Blazar B R, Taylor P A, Panoskaltsis-Mortari A, Barrett T A, Bluestone J A, Vallera D A
Department of Pediatrics, University of Minnesota Hospital, Minneapolis 55455, USA.
Blood. 1996 Jan 15;87(2):827-37.
Although T-cell receptor (TCR) alpha/beta expressing cells have a well-known role in graft-versus-host disease (GVHD) generation, the role of TCR gamma/delta expressing cells in this process has remained unclear. To elucidate the potential function of TCR gamma/delta cells in GVHD, we have used transgenic (Tg) H-2d mice (termed G8) that express gamma/delta heterodimers on a high proportion of peripheral T cells. In vitro, G8 Tg gamma/delta T cells proliferate to and kill C57BL/6 (B6) (H-2b) which express gene products (T10b and T22b) from the nonclassical major histocompatibility complex (MHC) class Ib H-2T region. The infusion of G8 Tg (H-2Td) TCR gamma/delta cells into lethally irradiated [900 cGy total body irradiation (TBI)] B6 (H-2b) mice resulted in the generation of lethal GVHD characterized histologically by destruction of the spleen, liver, lung, and colon. Lethal GVHD was prevented by the injection of anti-TCR gamma/delta monoclonal antibodies. Immunohistochemical analysis of B6 recipients post-bone marrow transplantation (BMT) confirmed that G8 Tg TCR gamma/delta cells infiltrated GVHD target tissues (skin, liver, colon, and lung) and were absent in recipients treated with anti-TCR gamma/delta monoclonal antibodies (MoAbs) but not anti-CD4 plus anti-CD8 MoAbs. In contrast, injection of TCR gamma/delta+ cells into irradiated (900 cGy TBI) B6.A-TIaa BoyEg mice that do not express either T10b or T22b did not induce lethal GVHD. Similarly, in a different GVHD system in which sublethal irradiation without bone marrow (BM) rescue was used, B6 but not B6.A-TIaa/BoyEg mice were found to be susceptible to TCR gamma delta+ cell mediated GVHD-induced lethality characterized by an aplasia syndrome. These results demonstrate that TCR gamma/delta cells have the capacity to cause acute lethal GVHD in mice and suggest that nonclassical MHC class Ib gene products expressed on GVHD target organs are responsible for G8 Tg TCR gamma/delta+ cell mediated lethality.
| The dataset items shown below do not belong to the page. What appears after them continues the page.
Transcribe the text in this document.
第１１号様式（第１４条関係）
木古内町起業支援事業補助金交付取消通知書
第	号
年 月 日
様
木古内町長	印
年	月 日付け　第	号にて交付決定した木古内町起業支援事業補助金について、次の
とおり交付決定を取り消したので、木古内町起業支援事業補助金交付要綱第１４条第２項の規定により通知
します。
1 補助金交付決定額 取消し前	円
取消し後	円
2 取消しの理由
尽管表达T细胞受体(TCR)α/β的细胞在移植物抗宿主病(GVHD)的发生中具有众所周知的作用,但表达TCRγ/δ的细胞在此过程中的作用仍不清楚。为了阐明TCRγ/δ细胞在GVHD中的潜在功能,我们使用了转基因(Tg)H-2d小鼠(称为G8),其在外周T细胞的高比例上表达γ/δ异二聚体。在体外,G8 Tgγ/δ T细胞增殖并杀死表达来自非经典主要组织相容性复合体(MHC)I类b H-2T区域的基因产物(T10b和T22b)的C57BL/6(B6)(H-2b)细胞。将G8 Tg(H-2Td)TCRγ/δ细胞输注到经致死性照射[900 cGy全身照射(TBI)]的B6(H-2b)小鼠中,导致产生致命的GVHD,组织学特征为脾脏、肝脏、肺和结肠的破坏。注射抗TCRγ/δ单克隆抗体可预防致命的GVHD。对骨髓移植(BMT)后的B6受体进行免疫组织化学分析证实,G8 Tg TCRγ/δ细胞浸润到GVHD靶组织(皮肤、肝脏、结肠和肺)中,在用抗TCRγ/δ单克隆抗体(MoAbs)而非抗CD4加抗CD8 MoAbs治疗的受体中不存在。相反,将TCRγ/δ +细胞注射到不表达T10b或T22b的经照射(900 cGy TBI)的B6.A-TIaa BoyEg小鼠中不会诱导致命的GVHD。同样,在使用无骨髓(BM)救援的亚致死照射的不同GVHD系统中,发现B6小鼠而非B6.A-TIaa/BoyEg小鼠易受TCRγδ +细胞介导的以发育不全综合征为特征的GVHD诱导的致死性影响。这些结果表明,TCRγ/δ细胞有能力在小鼠中引起急性致命性GVHD,并表明在GVHD靶器官上表达的非经典MHC I类b基因产物是G8 Tg TCRγ/δ +细胞介导的致死性的原因。